Saturday, September 26, 2020

Trust, but Verify

I wiped out my cookies. Not the peanut butter ones (though I did that too), but the ones on my computer. For various reasons I had to reset my browser, and the cookies got clobbered. By now we all have seen that foodstuff in this context, but most have no idea what it really means. At its most basic, cookies are a form of ID your computer passes on to a website to tell them it is you who is returning, That's how Amazon knows you were last looking at a new pair of sneakers, or Home Depot knows you are still shopping for a grill, or Netflix knows you are a Star Wars fan. That info enables them to show you other items inspired by your past activities. You decide if it's the ultimate in personalized shopping or a breach of your privacy.  

It's no different when money or personal information is involved. But in that case the aim is to make sure it's actually you who is trying to access your account. The cookie is like walking in the front door with your license on display: now that we know it's you, we can show you your balance or your holdings or your files. No cookie means they have no idea who is knocking, so they treat you like a stranger. 

And that's a good thing. Considering it's your dollars, you want that kind of security. That said, if you do like I did and make your computer anonymous once again, not having that cookie means you need to reconfirm who you are, usually by retyping your password. Like they said in Romper Room, hopefully you are a good Do Be, and used different, hard-to-break, unique passwords for each account. More likely you are like the vast majority, are a bad Don't Be, and used 12345678. No one will ever guess that.

But even if you have a password that is secure, it might not be enough for them to let you in. More and more sites are requiring what is called two factor verification. Basically, it's a method of confirming your identity by using a combination of two different items: 1) something you know and 2) something you have. You KNOW your password, so that's step one. To complete the second step, they turn to something you HAVE, your phone. The site texts or calls the number you have on file, and gives you a code to enter. Assuming your phone hasn't been stolen, the idea is that those two things taken together prove that you are you.

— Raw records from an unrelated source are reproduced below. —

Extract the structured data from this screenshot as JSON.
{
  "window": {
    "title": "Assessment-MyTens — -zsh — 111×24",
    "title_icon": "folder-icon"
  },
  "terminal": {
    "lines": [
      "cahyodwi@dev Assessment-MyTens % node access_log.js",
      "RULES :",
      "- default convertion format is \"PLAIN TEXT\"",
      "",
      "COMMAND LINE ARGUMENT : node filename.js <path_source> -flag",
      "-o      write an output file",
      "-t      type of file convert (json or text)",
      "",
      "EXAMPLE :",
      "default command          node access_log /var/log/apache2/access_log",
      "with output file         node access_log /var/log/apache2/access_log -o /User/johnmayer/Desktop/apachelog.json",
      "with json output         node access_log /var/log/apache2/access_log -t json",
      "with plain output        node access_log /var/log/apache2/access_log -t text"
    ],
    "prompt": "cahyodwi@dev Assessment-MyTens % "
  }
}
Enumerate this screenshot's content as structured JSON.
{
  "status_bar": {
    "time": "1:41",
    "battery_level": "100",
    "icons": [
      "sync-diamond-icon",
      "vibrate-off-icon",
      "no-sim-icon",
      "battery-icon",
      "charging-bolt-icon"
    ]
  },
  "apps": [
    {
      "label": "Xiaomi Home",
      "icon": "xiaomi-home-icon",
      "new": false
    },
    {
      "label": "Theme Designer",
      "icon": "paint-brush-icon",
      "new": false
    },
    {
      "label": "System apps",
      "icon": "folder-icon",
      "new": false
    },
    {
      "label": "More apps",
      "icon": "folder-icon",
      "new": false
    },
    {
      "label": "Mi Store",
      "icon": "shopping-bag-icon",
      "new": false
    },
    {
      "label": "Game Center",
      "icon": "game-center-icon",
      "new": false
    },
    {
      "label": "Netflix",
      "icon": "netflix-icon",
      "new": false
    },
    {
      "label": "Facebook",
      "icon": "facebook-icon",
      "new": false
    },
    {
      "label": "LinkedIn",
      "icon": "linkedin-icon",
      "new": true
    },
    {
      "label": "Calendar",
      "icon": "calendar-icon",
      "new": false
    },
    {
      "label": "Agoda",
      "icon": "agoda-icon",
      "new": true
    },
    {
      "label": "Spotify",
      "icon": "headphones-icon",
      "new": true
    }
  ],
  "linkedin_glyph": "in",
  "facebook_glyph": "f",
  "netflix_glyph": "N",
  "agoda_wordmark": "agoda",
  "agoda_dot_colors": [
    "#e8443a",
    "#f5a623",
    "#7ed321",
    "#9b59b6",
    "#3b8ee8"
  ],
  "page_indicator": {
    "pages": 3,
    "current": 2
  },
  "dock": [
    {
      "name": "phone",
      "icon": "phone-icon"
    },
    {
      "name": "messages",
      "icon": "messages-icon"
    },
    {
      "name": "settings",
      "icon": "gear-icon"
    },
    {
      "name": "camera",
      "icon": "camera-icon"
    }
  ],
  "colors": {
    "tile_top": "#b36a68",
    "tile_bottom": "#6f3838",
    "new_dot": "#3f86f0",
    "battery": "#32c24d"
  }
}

And so as I did my normal weekly tour online, reviewing accounts, paying bills, looking at portfolios, I did so as a stranger. Every single place I went stopped me at the front door, and asked me to type in my password. But by itself that wasn't good enough. It was a case of, as the old Russian saying goes, "Doveryai, no proveryai." That literally means that a responsible person always verifies everything before committing himself to an agreement, even if the other person in the transaction seems totally trustworthy. Lenin spouted a variation, as did Stalin, but it was President Ronald Reagan's repeated parroting of "Trust yet verify" during nuclear disarmament negotiations that both popularized the phrase while simultaneously pissing off Mikhail Gorbachev.

If you check my phone for Saturday morning you will see a list of text messages with strings of 6 or 8 digits, each from a uniquely cryptic origin, each with a legend stating they are only good for 10 minutes. Should I get picked up by the CIA, and they examine my communication history, they might wonder if I am an Iranian spy or Chinese agent. After all, my entire text history for that time period looks like it can only be understood with a secret decoder ring. But no, it's merely me trying to get back into my checking account to pay the electric bill.

Still, I'd rather the inconvenience of typing a few extra keystrokes to someone getting access to my accounts. And I wonder if there is applicability of this to other things. After all, you say you are my kid and want to borrow my HBOMax password. But how do I really know it's you?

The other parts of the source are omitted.